Can somebody please explain to me how we’re making great strides here? I’m getting a little mixed up.

I do understand that Inform is free software, and that all of the developers are unpaid volunteers. But even with free software, you’d hope to see a little more testing prior to release.

The Quixe problem in IE is in a slightly different category. Andrew Plotkin is a very bright guy — brighter than me, I’m sure, and also a whole lot more knowledgeable about computer programming. What I’m asking myself is, was it realistic for him to spend weeks of his free volunteer time writing a Javascript interpreter that wouldn’t work in Internet Explorer?

Okay, people can download Opera or Firefox or Chrome. Quixe is genuinely useful (or would be, if it didn’t scroll past the intro). But still … It’s all very well to bash Microsoft. I’m sure there are all sorts of bad, corporate reasons why IE is so lame. But I don’t think that matters to the game player. Millions of people use IE, so how much sense does it make to write a big, complicated app that won’t work in IE?

At the very least, shouldn’t the Javascript be written to detect that the user is attempting to run the game in IE, issue an apologetic error message (“Sorry — Internet Explorer is too slow to run Quixe”), and stop? Why subject game players to such a sucky experience?
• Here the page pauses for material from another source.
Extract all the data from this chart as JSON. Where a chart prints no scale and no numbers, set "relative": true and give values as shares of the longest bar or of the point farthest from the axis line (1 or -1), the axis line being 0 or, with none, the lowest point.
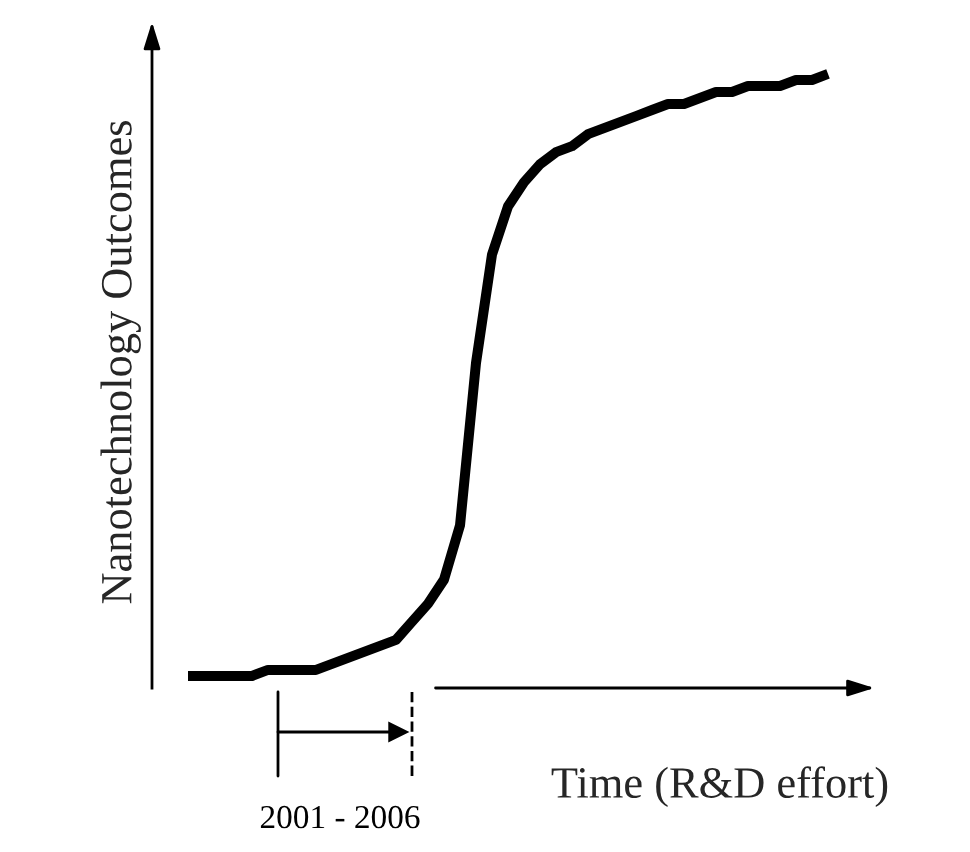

Yes, individual authors can and should put a cautionary note on their web pages, saying, “Oh, by the way — if you’re using IE, don’t bother clicking on this link. Go get a different browser.” But not all authors will know to do that, because not all authors test their websites in IE.
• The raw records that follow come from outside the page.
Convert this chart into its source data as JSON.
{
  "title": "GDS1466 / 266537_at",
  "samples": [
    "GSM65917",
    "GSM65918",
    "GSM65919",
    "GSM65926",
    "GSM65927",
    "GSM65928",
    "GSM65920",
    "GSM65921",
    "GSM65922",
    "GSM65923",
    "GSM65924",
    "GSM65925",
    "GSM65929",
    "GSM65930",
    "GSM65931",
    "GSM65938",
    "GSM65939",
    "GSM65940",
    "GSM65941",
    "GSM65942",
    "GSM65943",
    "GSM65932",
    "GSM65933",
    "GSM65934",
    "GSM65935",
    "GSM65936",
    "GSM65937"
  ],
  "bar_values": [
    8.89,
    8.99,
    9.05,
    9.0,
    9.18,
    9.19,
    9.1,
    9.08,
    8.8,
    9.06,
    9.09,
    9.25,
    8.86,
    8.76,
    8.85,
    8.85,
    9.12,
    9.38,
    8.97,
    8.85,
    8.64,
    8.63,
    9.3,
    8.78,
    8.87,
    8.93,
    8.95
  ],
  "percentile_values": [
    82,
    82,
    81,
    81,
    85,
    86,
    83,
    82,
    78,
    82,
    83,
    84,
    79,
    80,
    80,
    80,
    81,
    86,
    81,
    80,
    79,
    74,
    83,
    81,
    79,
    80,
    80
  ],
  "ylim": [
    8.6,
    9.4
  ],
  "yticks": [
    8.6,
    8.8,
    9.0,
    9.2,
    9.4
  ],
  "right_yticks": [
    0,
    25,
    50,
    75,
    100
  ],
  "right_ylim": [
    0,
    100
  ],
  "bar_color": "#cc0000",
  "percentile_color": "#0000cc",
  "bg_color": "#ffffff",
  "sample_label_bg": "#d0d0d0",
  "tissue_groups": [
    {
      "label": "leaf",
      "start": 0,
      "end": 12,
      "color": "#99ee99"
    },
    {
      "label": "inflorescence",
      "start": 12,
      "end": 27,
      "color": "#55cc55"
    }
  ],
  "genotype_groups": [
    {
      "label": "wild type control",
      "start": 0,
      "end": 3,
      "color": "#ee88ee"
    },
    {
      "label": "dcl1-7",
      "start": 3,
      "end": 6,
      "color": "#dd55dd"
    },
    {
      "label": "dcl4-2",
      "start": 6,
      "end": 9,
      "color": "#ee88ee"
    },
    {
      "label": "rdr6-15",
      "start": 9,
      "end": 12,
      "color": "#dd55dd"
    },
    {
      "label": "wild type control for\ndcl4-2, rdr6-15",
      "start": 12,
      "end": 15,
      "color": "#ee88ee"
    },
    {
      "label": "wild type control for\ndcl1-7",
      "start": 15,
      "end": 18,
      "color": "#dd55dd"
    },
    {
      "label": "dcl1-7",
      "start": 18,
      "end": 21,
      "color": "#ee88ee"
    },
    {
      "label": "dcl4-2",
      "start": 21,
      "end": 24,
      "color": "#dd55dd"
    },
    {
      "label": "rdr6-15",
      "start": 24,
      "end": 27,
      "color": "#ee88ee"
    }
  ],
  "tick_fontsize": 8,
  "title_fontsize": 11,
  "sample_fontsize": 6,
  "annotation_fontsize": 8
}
Yeah, I think I’ll suggest to Andrew that he add an alert message. It would be a courtesy to players.


2 thoughts on “Down the Rabbit Hole

  1. Can somebody please explain to me how we’re making great strides here? I’m getting a little mixed up.

    Isn’t getting the whole thing to even run on a browser a great stride? You’re talking like Quixe has reached its final stages of development cycle and that it will never and cannot ever run in IE. It’s good that you’re active in making comments and suggestions, but I hope you do realize the way you’re presenting them makes you look like an asshole.
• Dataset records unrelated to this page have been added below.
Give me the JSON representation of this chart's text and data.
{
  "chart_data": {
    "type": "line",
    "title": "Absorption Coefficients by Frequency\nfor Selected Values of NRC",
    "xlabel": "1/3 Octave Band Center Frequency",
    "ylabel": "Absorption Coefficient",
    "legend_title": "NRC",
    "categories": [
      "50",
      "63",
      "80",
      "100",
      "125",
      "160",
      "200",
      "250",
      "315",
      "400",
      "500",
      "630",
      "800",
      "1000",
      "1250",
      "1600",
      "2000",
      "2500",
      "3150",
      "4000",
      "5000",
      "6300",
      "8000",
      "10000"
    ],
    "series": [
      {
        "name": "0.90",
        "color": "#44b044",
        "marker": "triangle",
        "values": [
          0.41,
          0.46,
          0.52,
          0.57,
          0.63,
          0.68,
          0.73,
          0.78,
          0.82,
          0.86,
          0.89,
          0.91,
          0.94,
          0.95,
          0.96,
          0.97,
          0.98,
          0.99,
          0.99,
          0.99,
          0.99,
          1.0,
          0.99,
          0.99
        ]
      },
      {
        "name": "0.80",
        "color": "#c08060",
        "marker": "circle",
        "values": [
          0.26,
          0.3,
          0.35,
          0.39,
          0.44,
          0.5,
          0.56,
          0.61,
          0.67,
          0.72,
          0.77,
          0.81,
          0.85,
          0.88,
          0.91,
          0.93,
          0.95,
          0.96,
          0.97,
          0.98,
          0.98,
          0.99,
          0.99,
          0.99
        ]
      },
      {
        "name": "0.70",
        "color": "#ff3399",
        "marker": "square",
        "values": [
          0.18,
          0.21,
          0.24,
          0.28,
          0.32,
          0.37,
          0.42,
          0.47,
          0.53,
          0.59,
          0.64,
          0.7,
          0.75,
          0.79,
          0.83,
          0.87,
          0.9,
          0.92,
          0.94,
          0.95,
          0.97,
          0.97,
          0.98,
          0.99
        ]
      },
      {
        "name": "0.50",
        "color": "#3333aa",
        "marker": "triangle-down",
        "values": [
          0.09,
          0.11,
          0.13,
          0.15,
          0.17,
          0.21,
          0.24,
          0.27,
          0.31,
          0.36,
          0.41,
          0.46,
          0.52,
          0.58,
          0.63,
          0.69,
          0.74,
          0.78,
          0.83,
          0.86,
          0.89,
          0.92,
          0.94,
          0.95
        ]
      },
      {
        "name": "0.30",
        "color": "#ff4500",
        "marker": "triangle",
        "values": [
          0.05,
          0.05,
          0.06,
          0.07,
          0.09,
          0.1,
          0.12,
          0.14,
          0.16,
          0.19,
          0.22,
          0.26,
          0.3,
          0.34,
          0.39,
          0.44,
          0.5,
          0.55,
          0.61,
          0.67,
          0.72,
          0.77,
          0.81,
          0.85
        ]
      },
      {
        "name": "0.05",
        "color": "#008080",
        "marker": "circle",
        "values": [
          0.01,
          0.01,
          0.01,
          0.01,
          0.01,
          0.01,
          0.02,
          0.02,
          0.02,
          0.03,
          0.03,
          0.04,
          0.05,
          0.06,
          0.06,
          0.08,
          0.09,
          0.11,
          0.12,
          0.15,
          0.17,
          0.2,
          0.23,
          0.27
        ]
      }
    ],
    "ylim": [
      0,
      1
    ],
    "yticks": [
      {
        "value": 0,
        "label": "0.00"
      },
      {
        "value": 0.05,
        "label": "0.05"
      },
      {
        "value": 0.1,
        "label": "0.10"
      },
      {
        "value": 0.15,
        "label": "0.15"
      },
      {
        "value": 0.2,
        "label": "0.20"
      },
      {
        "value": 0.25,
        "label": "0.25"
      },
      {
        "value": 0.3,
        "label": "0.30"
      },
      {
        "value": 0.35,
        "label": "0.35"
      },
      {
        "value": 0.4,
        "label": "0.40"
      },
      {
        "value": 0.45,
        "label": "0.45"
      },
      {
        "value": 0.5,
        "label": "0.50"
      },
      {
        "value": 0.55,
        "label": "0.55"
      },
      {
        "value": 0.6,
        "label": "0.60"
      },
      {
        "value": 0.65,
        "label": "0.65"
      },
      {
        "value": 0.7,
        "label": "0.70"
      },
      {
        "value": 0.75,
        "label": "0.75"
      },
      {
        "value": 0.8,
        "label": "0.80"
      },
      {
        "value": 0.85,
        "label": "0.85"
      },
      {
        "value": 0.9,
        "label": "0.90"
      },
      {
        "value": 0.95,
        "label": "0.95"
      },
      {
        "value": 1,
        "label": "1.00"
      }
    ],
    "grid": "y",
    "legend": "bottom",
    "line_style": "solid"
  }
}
    1. I plead guilty to (a) feeling frustrated and (b) airing my feelings in my blog, for the benefit of anyone who happens to share said feelings. If that makes me an asshole, what would be the way to fix it?

      Should I not feel frustrated, or should I feel frustrated and remain silent about my frustration? Which would you recommend? Or would you perhaps be more comfortable if I acknowledged my frustration, but did so in more boring, less colorful phrases?

      To be honest, your comment leaves me rather agreeing with, I think it’s Poster, who on the newsgroup likes to rag on the subculture that venerates the Old Ones of Inform and feels that the Old Ones should never be tasked with any negativity.

      Optimistically, most of these problems should be dealt with in a few days or weeks. Except for the problem with IE, and it’s easy enough to steer people to a different browser.

      I’ve been very ambivalent about Inform 7 from day one. I like the IDE, but the manual is surprisingly bad, and I’m convinced the idea of “natural language” programming is sort of a con game. It convinces (and is designed to convince) non-programmers that writing IF will be easy, when in fact I7 code is more difficult to use than standard coding syntax would be.

      The mad success of I7 is discouraging, in no small part, because it has left TADS 3 in the dust. The tiny size of the T3 community, in turn, means that Mike Roberts has less incentive to, for instance, port Workbench to the MacOS or develop a browser-based interpreter. He’s been working on the latter, but if he had 20 times the number of active authors clamoring for it, I’ll bet he’d be more motivated.

      My primary motivation here is to have an amusing hobby to pursue while sitting in my easy chair with my MacBook on my lap. Thus, my choices are Inform 7 and Inform 6. The former is not functional at all unless I roll back to an earlier version, and the latter, while fully functional, is a bit old-fashioned and requires Terminal to run the compiler.

      Should I paste a happy face on this situation? Or should I allow a little sarcasm to creep in now and then? Let’s have a show of hands.